Friday, 6 April 2012
The Housemaid's Daughter Down Under
In February I was lucky enough to visit Australia and New Zealand for a family wedding. At the same time I managed to meet the folk who will be promoting the novel in that part of the world. And what a pleasure it was because the venue for each meeting could not have been more spectacular!
Just outside Queenstown on the South Island of New Zealand is a beautiful winery called Amisfield, where we sat on the patio amidst marvellous scenery and wondered how NZ readers would respond to a book set in South Africa. There is an interesting connection: many early NZ settlers would have known the kind of dislocation and loneliness that Cathleen in the book felt during her early years in South Africa. So Cathleen's journey may very well strike a chord here, perhaps echoing local family stories passed down to the present day.

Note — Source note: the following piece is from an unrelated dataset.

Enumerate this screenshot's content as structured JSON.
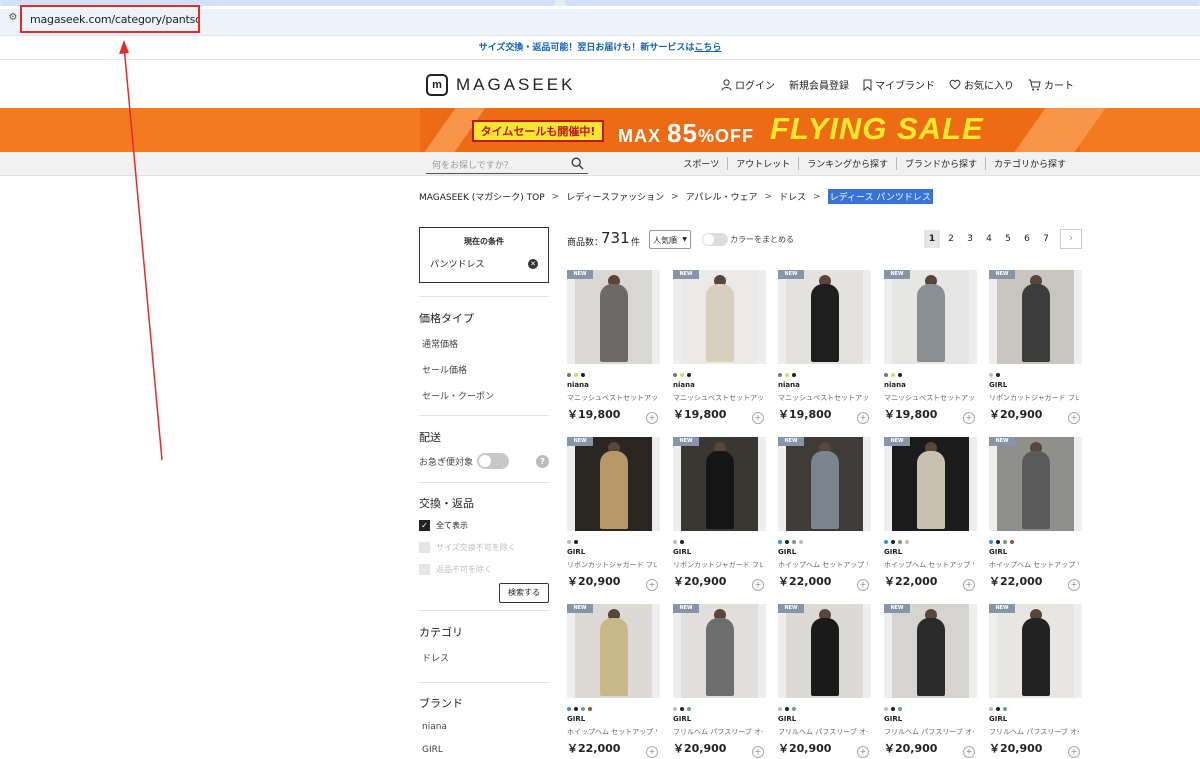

From New Zealand, it was on to Australia where I was once again fortunate to have a meeting in a wonderful setting, only this time indoors: the National Gallery of Victoria, just past Federation Square in the centre of Melbourne, and just up from the Yarra River. Here, too, our discussion focussed on the solidarity many local readers will feel with Cathleen in her attempt to build a new life so far from home.
As I left for the UK the next day, I couldn't help thinking about how extraordinary it is that we fly across the world retracing the steps of our forebears, often without appreciating that for them the journey was invariably one-way, and that there could be no change of mind, and no going back. That takes a certain courage.